Comme Memphis, Nashville, Detroit ou Seattle en leur temps, la ville de Tucson (Arizona), insignifiante jusque-là sur le plan géographique, est devenue depuis dix ans une étape majeure de la carte musicale des Etats-Unis. Vue de l’hexagone, elle constitue une destination idéale pour certains musiciens branchés désireux d’échapper à la franchouillardise ambiante et se frotter (en rêve) aux grands espaces et une certaine idée de l’Amérique.
La raison d’un tel engouement ? L’émergence, à la fin des années 90, du groupe Calexico, adoubé par la critique et dont l’influence a été déterminante sur un grand nombre d’artistes français. Musicalement, le groupe proposait (et propose encore) un genre de chanson rock mélancolique, entre country folk électrisée et alternatif adulte, mêlée d’instruments traditionnels ou de guitares morriconiennes (avec parfois une pincée d’épice chicano pour relever la sauce). BO idéale d’un road-movie contemplatif : la mythologie grand Ouest passée au tamis d’une intellectualisation européanisante, Amérique mythique sans la rednekitude qui, dans la réalité, l’accompagne.
Il y a dix ans, à dire vrai, nous avions suivi cela de très loin, peu enclin alors à cautionner les modes dictées par les Inrockuptibles ou Magic (on est intransigeant ou on ne l’est pas !), et notre itinéraire d’auditeur n’avait pas vraiment croisé la route de Calexico. Néanmoins, à travers les connexions avec certains artistes d’ici (Murat et son Mustango, Françoiz Breut sur "20 à 30.000 Jours" , plus récemment Héléna Noguerra et Federico Pellegrini pour leur Dillinger Girl & Babyface Nelson avec les French Cowboy), le cachet sonore labellisé Tucson/Arizona avait pu nous atteindre presque sans qu’on s’en aperçoive.
De fait, nous n’avons pas été particulièrement dépaysés en entendant par hasard le premier véritable album de Marianne Dissard, produit et composé par Joey Burns, leader du groupe précité… Pas dépaysé, et même presque en terrain familier ! y trouvant une infinité de résonances avec des choses connues et appréciées.

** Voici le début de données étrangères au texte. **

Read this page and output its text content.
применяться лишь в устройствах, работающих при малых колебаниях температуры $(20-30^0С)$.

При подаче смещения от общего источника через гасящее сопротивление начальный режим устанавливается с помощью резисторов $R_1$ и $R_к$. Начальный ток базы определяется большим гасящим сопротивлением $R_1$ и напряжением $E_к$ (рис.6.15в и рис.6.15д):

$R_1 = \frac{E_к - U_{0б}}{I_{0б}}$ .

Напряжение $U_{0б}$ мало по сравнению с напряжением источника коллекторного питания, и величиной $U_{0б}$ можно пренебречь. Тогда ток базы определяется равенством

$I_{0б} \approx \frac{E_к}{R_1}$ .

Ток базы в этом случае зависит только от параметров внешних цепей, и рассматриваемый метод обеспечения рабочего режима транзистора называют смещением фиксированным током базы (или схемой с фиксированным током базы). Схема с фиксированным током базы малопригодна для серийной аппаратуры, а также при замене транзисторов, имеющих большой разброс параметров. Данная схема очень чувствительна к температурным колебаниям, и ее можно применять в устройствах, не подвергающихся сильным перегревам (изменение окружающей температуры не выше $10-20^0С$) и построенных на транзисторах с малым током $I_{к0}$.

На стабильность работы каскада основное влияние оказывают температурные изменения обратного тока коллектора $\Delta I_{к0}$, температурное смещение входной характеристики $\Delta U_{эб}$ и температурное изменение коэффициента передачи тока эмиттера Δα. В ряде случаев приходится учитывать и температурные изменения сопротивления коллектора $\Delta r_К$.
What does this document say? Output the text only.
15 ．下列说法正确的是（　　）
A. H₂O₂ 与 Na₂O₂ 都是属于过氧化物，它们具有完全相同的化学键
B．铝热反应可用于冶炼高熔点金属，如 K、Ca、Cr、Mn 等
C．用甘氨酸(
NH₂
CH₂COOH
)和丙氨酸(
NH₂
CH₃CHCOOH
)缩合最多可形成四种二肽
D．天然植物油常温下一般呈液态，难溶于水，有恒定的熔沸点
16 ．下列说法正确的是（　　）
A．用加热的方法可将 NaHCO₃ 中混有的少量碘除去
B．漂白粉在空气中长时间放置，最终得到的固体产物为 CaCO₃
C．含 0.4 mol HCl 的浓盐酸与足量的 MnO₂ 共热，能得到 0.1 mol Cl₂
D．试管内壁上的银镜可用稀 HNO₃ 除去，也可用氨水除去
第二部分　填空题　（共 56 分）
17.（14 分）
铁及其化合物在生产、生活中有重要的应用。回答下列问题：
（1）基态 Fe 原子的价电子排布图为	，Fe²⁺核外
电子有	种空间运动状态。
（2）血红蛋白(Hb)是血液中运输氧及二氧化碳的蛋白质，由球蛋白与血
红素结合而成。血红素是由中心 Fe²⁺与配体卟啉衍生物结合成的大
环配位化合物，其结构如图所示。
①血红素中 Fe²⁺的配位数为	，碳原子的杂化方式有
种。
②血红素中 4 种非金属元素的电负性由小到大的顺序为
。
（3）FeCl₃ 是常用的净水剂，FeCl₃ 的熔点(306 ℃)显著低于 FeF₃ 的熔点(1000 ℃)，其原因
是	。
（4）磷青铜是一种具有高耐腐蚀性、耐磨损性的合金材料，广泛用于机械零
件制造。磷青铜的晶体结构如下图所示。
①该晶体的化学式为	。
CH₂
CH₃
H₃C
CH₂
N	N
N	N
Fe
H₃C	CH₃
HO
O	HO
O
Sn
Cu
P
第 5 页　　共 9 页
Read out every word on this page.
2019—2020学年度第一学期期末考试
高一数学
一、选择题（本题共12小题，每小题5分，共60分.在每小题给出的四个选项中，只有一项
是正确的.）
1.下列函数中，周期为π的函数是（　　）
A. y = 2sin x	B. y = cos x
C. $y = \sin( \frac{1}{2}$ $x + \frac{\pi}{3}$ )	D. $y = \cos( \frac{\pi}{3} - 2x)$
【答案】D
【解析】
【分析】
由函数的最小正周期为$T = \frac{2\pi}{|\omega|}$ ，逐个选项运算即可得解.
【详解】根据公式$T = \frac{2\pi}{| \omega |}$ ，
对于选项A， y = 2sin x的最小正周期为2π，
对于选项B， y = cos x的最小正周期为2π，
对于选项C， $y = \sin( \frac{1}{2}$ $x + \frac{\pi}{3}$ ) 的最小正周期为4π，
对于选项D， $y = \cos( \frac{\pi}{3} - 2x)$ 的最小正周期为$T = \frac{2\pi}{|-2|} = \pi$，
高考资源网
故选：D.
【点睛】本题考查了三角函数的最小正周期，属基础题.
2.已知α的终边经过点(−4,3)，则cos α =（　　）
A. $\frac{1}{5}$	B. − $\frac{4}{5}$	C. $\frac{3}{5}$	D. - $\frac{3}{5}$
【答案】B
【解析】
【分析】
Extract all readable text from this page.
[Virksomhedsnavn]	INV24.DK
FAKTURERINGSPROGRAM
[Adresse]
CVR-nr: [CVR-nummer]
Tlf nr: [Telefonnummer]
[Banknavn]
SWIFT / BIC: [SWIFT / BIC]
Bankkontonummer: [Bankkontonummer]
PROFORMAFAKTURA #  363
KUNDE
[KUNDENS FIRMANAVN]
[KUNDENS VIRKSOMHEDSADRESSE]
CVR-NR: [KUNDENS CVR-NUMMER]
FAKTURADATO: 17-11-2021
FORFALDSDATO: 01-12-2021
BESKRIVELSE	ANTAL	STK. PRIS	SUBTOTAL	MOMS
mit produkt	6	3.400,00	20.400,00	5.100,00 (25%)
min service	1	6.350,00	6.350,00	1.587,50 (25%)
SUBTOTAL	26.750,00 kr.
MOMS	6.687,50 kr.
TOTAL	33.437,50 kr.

Ignorant au départ l’identité de l’artiste et ses prestigieuses connexions, c’est tout bêtement la pochette qui nous a attiré vers ce disque. La vue émue de cette piquante brunette accroupie, très classe, au milieu de décombres poussiéreux, émergeant du sale décor sépia telle une jolie fleur (dans sa robe verte) poussée sur un méchant terreau plouc.
Malgré la lourdeur de la comparaison, nous n’étions pas loin du compte : ladite Marianne est une petite frenchy immergée depuis l’adolescence dans cette Amérique-là, artiste multicarte gravitant aux alentours de Tucson avec son compagnon musicien Naïm Amor, lui-même proche de la mouvance Calexico. (On laissera le lecteur se reporter à la biographie de la donzelle sur son très joli site, pour remonter le fil ; et retrouver les innombrables traces de ses prestations avec le groupe).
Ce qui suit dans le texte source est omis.